Early Prevention and Detection of Borderline Personality Disorder is Important. Emily* and her parents spent years looking for appropriate treatment.

It’s been a long, hard road to diagnosis for our 15 year-old daughter Emily* and us. It would have been better if it had come sooner.

Emily’s behaviour went from sensitive, engaged and happy to challenging, angry and selfdestructive when she was 7 years old. Unbeknown to us, she had experienced sexual abuse by a male peer and relative. I spent years seeking help for Emily. I felt betrayed by the ‘system’ for taking so long to name what she was going through. No-one warned us about what may be happening to her; what her behaviour could mean for her. I often felt blamed as a mother, incompetent, destabilised and exhausted.

Emily would act out towards us and was almost ‘street angel/ house devil’. She had difficulty with relationships and perceived injustices, later regretting her behaviour and feeling hatred towards herself. She eventually began self-harming. My husband and I employed different approaches – but neither of them worked. We focused on keeping her safe and alive and learning skills to manage her distress.
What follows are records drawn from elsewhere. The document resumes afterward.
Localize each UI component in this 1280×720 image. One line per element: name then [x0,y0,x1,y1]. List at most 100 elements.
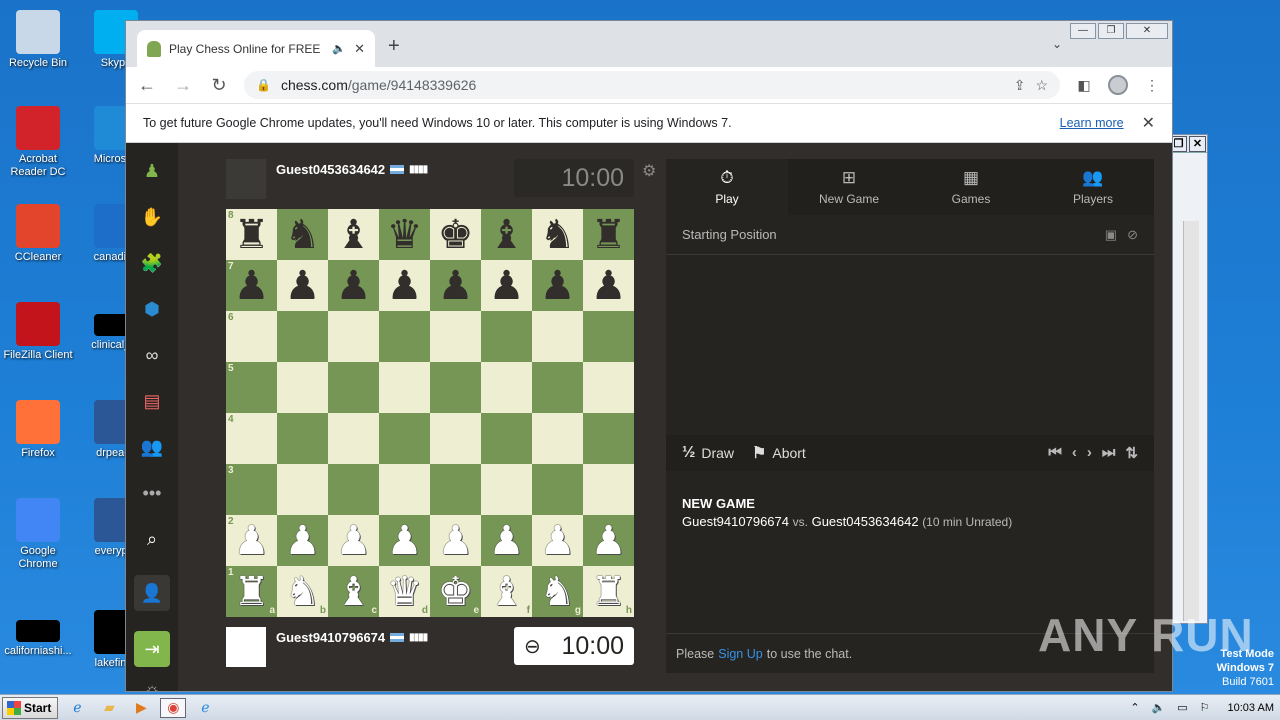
board-square[interactable] [583,413,634,464]
board-square[interactable] [532,464,583,515]
board-square[interactable]: ♟ [277,260,328,311]
board-square[interactable]: 7 ♟ [226,260,277,311]
board-square[interactable]: ♟ [328,260,379,311]
scrollbar[interactable] [1183,221,1199,621]
bookmark-star-icon[interactable]: ☆ [1035,77,1048,94]
board-square[interactable] [430,413,481,464]
board-square[interactable]: 8 ♜ [226,209,277,260]
black-bishop-piece[interactable]: ♝ [489,215,525,255]
board-square[interactable] [481,362,532,413]
board-square[interactable] [328,413,379,464]
desktop-icon[interactable]: Acrobat Reader DC [0,106,76,179]
board-square[interactable]: 4 [226,413,277,464]
board-square[interactable] [430,362,481,413]
board-square[interactable]: ♟ [430,260,481,311]
search-icon[interactable]: ⌕ [134,521,170,557]
board-square[interactable]: ♟ [328,515,379,566]
profile-avatar-icon[interactable] [1108,75,1128,95]
flip-board-icon[interactable]: ⇅ [1125,444,1138,462]
last-move-icon[interactable]: ⏭ [1102,444,1116,462]
avatar[interactable] [226,159,266,199]
white-queen-piece[interactable]: ♛ [387,572,423,612]
black-bishop-piece[interactable]: ♝ [336,215,372,255]
board-square[interactable]: 6 [226,311,277,362]
sign-up-link[interactable]: Sign Up [718,647,762,661]
board-square[interactable]: ♚ [430,209,481,260]
ie-icon[interactable]: ℯ [64,698,90,718]
board-square[interactable]: ♟ [277,515,328,566]
maximize-button[interactable]: ❐ [1098,23,1124,39]
board-square[interactable] [430,464,481,515]
chess-board[interactable]: 8 ♜ ♞ ♝ ♛ ♚ ♝ ♞ ♜ 7 ♟ ♟ ♟ ♟ ♟ ♟ ♟ ♟ 6 5 4 3 2 ♟ ♟ ♟ ♟ ♟ ♟ ♟ ♟ 1 a ♜ b ♞ c ♝ d ♛… [226,209,634,617]
watch-binoculars-icon[interactable]: ∞ [134,337,170,373]
white-pawn-piece[interactable]: ♟ [285,521,321,561]
minimize-button[interactable]: — [1070,23,1096,39]
board-square[interactable]: 5 [226,362,277,413]
login-icon[interactable]: ⇥ [134,631,170,667]
settings-gear-icon[interactable]: ⚙ [642,161,656,181]
board-square[interactable] [379,311,430,362]
board-square[interactable]: ♟ [583,260,634,311]
board-square[interactable]: 3 [226,464,277,515]
board-square[interactable] [481,311,532,362]
black-pawn-piece[interactable]: ♟ [591,266,627,306]
board-square[interactable]: ♟ [481,515,532,566]
first-move-icon[interactable]: ⏮ [1048,444,1062,462]
chess-logo-icon[interactable]: ♟ [134,153,170,189]
white-knight-piece[interactable]: ♞ [285,572,321,612]
explorer-folder-icon[interactable]: ▰ [96,698,122,718]
white-pawn-piece[interactable]: ♟ [591,521,627,561]
board-square[interactable]: ♜ [583,209,634,260]
black-knight-piece[interactable]: ♞ [540,215,576,255]
new-tab-button[interactable]: + [388,35,400,58]
network-icon[interactable]: ▭ [1177,701,1187,714]
white-pawn-piece[interactable]: ♟ [540,521,576,561]
board-square[interactable]: ♝ [481,209,532,260]
desktop-icon[interactable]: Firefox [0,400,76,460]
board-square[interactable] [481,464,532,515]
lock-icon[interactable]: 🔒 [256,78,271,92]
board-square[interactable] [277,311,328,362]
black-king-piece[interactable]: ♚ [438,215,474,255]
white-king-piece[interactable]: ♚ [438,572,474,612]
board-square[interactable]: d ♛ [379,566,430,617]
board-square[interactable] [583,362,634,413]
black-pawn-piece[interactable]: ♟ [438,266,474,306]
board-square[interactable] [583,311,634,362]
media-player-icon[interactable]: ▶ [128,698,154,718]
menu-kebab-icon[interactable]: ⋮ [1142,77,1162,94]
black-pawn-piece[interactable]: ♟ [234,266,270,306]
tab-players[interactable]: 👥 Players [1032,159,1154,215]
board-square[interactable]: ♟ [481,260,532,311]
board-square[interactable] [379,362,430,413]
background-window[interactable]: ❐ ✕ [1168,134,1208,624]
news-icon[interactable]: ▤ [134,383,170,419]
learn-icon[interactable]: ⬢ [134,291,170,327]
board-square[interactable]: ♞ [532,209,583,260]
add-user-icon[interactable]: 👤 [134,575,170,611]
board-square[interactable] [379,464,430,515]
board-square[interactable] [277,362,328,413]
board-square[interactable]: h ♜ [583,566,634,617]
tray-expand-icon[interactable]: ⌃ [1130,701,1139,714]
desktop-icon[interactable]: FileZilla Client [0,302,76,362]
board-square[interactable]: ♛ [379,209,430,260]
black-knight-piece[interactable]: ♞ [285,215,321,255]
board-square[interactable]: f ♝ [481,566,532,617]
close-window-button[interactable]: ✕ [1126,23,1168,39]
board-square[interactable]: 1 a ♜ [226,566,277,617]
side-panel-icon[interactable]: ◧ [1074,77,1094,94]
tab-search-chevron-icon[interactable]: ⌄ [1052,37,1062,51]
white-pawn-piece[interactable]: ♟ [438,521,474,561]
black-player-name[interactable]: Guest0453634642 [812,514,919,529]
learn-more-link[interactable]: Learn more [1060,116,1124,130]
draw-button[interactable]: ½ Draw [682,444,734,462]
board-square[interactable]: ♟ [379,260,430,311]
white-pawn-piece[interactable]: ♟ [336,521,372,561]
tab-new-game[interactable]: ⊞ New Game [788,159,910,215]
board-square[interactable]: ♟ [532,515,583,566]
social-icon[interactable]: 👥 [134,429,170,465]
close-icon[interactable]: ✕ [1189,136,1206,152]
board-square[interactable]: g ♞ [532,566,583,617]
bottom-player-name[interactable]: Guest9410796674 [276,630,385,645]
Our relationship and our relationship with others suffered. Our other children were affected as well. We felt isolated; grieving the loss of who she had been. I sought help and support with parenting courses and counselling. No-one ever mentioned BPD; despite research supporting a strong link between trauma such as sexual abuse and BPD.

Finally, Emily was diagnosed with ‘emerging traits of BPD’ by an emergency mental health clinician. She was relieved to have an explanation for her feelings and behaviour and started telling people. We didn’t expect the stigma. I started using the term ‘emotional regulation difficulties’ instead of BPD. I felt if Emily had been diagnosed with a physical illness there would have been a lot more emotional support, concern and kindness. Instead, we often encountered ignorance, fear and blame. Some people told me they did not approve of early diagnosis and ‘labelling’ my daughter. Yet it seemed to me that it was this attitude perpetuating the fear and the stigma more than the diagnosis itself.

I often felt unheard or actively blamed. Everyone had an opinion. I was told that my fear and reactivity were causing Emily’s behavior. However, eventually I did get help and met some supportive clinicians, and police. I also had the support of a psychiatric registrar for 12 months which helped with my wellbeing and with keeping our family together. I maintained a good balance in life between caring for Emily and outside interests, for my own survival. My role as parent to Emily became that of carer. I began working as a volunteer counsellor which also helped me to come to terms with my own sense of grief and loss.

There has been little acknowledgement of the impact of the sexual assault on Emily. Both children are considered victims because they were under 10 years old, yet the effect on our daughter has been devastating and lifelong. I’m telling our story because early detection of BPD is essential, especially when a child discloses sexual assault. As distressing and devastating as this was, the added trauma from the inability or reluctance to name the behaviour as possibly BPD was almost fatal in our case. It’s absolutely vital BPD is identified early and talked about so that appropriate support can be found and treatment can begin.